Because of “continued weakness in the upstream industry environment, and in connection with our annual planning and budgeting process, we will again perform an assessment of our major long-life assets similar to the exercise undertaken in 2015. We will complete this assessment in the fourth quarter and report any impacts in our year-end financial statements.”
New York Attorney General Eric Schneiderman is investigating why ExxonMobil had not written down the value of any of its reserves since the oil slump began in 2014 (see Daily GPI, Oct. 27; Sept. 21). ExxonMobil has confirmed that the SEC is investigating. The SEC requires producers to use the 12-month average trailing price for oil and natural gas to book the value of their reserves and mandates that proved undeveloped reserves, or PUDs, be developed within five years or be deleted from the reserves numbers.
San Ramon, CA-based Chevron reported earnings for the first time this year in 3Q2016 of $1.3 billion (68 cents/share), versus profits of $2 billion ($1.09) a year ago. Revenue fell to $29 billion from $33 billion. Chevron had recorded almost $4 billion in asset impairments as slack energy prices gutted the value of its reserves.
While the U.S. upstream arm suffered a $212 million loss in the quarter, it was better than a year ago when the division lost $603 million. Average sales prices for U.S. crude oil and natural gas liquids were $37/bbl in 3Q2016 from $42 a year ago. The average natural gas sales price was $1.89/Mcf, from $1.96 in in 3Q2015.
In the upstream unit, worldwide output was 2.51 million boe/d net, slightly lower than a year ago when the operator pumped 2.54 million boe/d. U.S. production totaled 698,000 boe/d net, down 32,000 boe/d year/year. The U.S. net liquids component increased 3% to 519,000 boe/d, while net natural gas production decreased 20% to 1.08 Bcf/d, primarily as a result of asset sales.
Domestic production increases from shale and tight properties in the Permian Basin in Texas and New Mexico, base business in the Gulf of Mexico and San Joaquin Valley, and the Jack/St. Malo deepwater were more than offset by the effect of asset sales, normal field declines and maintenance-related downtime.

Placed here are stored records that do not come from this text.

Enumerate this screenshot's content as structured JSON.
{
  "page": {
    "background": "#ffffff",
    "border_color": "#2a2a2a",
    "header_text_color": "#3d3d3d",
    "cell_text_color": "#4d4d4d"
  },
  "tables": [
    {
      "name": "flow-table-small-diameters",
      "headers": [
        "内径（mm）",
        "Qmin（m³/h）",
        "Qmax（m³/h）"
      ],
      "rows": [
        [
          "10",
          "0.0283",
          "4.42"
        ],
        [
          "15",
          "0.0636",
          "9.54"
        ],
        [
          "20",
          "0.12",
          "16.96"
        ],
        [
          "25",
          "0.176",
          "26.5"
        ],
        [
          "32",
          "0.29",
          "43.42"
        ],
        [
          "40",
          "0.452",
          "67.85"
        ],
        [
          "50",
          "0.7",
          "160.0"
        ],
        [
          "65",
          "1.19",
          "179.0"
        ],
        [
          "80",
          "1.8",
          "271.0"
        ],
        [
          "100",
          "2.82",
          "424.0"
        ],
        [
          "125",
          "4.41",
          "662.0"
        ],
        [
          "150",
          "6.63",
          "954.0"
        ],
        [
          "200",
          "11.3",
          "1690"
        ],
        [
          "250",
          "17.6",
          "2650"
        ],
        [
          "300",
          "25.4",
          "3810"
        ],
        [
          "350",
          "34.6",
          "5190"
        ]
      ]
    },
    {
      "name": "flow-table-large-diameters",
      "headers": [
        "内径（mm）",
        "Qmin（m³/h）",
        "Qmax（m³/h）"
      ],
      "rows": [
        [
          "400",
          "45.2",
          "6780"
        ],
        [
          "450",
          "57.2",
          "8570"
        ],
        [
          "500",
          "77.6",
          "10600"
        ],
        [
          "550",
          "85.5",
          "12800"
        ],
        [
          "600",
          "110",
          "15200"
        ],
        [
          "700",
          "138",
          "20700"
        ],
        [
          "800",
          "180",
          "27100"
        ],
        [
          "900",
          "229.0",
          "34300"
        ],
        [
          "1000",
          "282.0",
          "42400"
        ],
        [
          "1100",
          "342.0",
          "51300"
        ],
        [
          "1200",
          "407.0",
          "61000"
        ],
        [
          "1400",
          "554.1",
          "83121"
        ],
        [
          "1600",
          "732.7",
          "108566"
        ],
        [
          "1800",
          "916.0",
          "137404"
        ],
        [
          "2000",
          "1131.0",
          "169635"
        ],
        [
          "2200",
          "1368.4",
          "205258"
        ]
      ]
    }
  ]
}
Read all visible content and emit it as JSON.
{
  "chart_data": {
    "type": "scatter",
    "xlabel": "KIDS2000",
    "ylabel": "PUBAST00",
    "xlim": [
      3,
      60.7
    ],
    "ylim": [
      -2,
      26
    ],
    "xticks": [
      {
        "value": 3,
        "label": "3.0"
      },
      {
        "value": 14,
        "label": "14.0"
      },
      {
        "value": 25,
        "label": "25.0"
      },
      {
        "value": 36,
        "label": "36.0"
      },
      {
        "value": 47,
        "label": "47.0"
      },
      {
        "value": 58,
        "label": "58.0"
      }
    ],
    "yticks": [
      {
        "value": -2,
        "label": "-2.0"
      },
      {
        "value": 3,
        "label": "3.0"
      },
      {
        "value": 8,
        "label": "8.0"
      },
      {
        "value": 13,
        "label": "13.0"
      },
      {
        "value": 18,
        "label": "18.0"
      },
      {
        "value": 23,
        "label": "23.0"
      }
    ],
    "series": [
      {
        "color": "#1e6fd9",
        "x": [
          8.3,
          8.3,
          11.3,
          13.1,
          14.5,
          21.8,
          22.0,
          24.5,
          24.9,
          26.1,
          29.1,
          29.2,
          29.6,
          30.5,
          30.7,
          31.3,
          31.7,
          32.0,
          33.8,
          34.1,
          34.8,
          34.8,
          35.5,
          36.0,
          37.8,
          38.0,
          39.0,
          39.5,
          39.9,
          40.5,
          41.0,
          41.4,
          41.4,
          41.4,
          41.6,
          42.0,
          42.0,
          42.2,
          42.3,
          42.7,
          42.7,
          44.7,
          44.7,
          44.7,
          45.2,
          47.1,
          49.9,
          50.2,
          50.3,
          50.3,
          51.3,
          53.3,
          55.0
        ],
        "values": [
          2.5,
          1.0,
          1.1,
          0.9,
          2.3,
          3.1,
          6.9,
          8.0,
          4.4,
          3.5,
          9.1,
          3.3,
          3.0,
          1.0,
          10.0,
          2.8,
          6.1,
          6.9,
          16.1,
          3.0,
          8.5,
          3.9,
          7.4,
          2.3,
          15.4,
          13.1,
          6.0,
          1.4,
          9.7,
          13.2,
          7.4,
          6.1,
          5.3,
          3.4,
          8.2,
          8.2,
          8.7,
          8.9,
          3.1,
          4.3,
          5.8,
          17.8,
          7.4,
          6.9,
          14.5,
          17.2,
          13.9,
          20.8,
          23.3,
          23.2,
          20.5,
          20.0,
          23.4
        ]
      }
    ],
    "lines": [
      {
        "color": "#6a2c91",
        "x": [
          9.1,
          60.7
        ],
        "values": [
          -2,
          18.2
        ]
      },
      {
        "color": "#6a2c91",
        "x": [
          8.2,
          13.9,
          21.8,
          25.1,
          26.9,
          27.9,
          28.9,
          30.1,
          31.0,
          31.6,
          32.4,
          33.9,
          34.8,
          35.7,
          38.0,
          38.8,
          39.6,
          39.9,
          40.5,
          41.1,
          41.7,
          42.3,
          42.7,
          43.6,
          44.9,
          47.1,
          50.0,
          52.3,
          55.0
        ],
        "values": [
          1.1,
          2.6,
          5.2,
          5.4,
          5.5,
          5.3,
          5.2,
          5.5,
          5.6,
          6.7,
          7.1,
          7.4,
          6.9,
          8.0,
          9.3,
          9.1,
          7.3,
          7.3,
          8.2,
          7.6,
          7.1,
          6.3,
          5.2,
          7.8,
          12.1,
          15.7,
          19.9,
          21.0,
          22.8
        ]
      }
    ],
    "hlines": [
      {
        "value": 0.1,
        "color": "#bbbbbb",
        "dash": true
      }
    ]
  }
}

“Third quarter results, though down from a year ago, reflect an improvement from the first two quarters of this year,” said CEO John Watson. “Our operational performance in the third quarter was strong.” There were “steady” liquefied natural gas (LNG) production and cargo shipments from Gorgon Train 1 in Australia, “and we recently started LNG production from Gorgon Train 2. In light of these milestones, we expect December production between 2.65-2.70 million boe/d.”
Progress also was made toward lowering the cash breakeven in the upstream business and getting cash balanced, Watson said.
Mirroring ExxonMobil’s strong efficiencies, Watson said Chevron had reduced by more than $10 billion capital spending and operating expenses in the first nine months of 2015 “as a result of a series of deliberate actions we have taken.”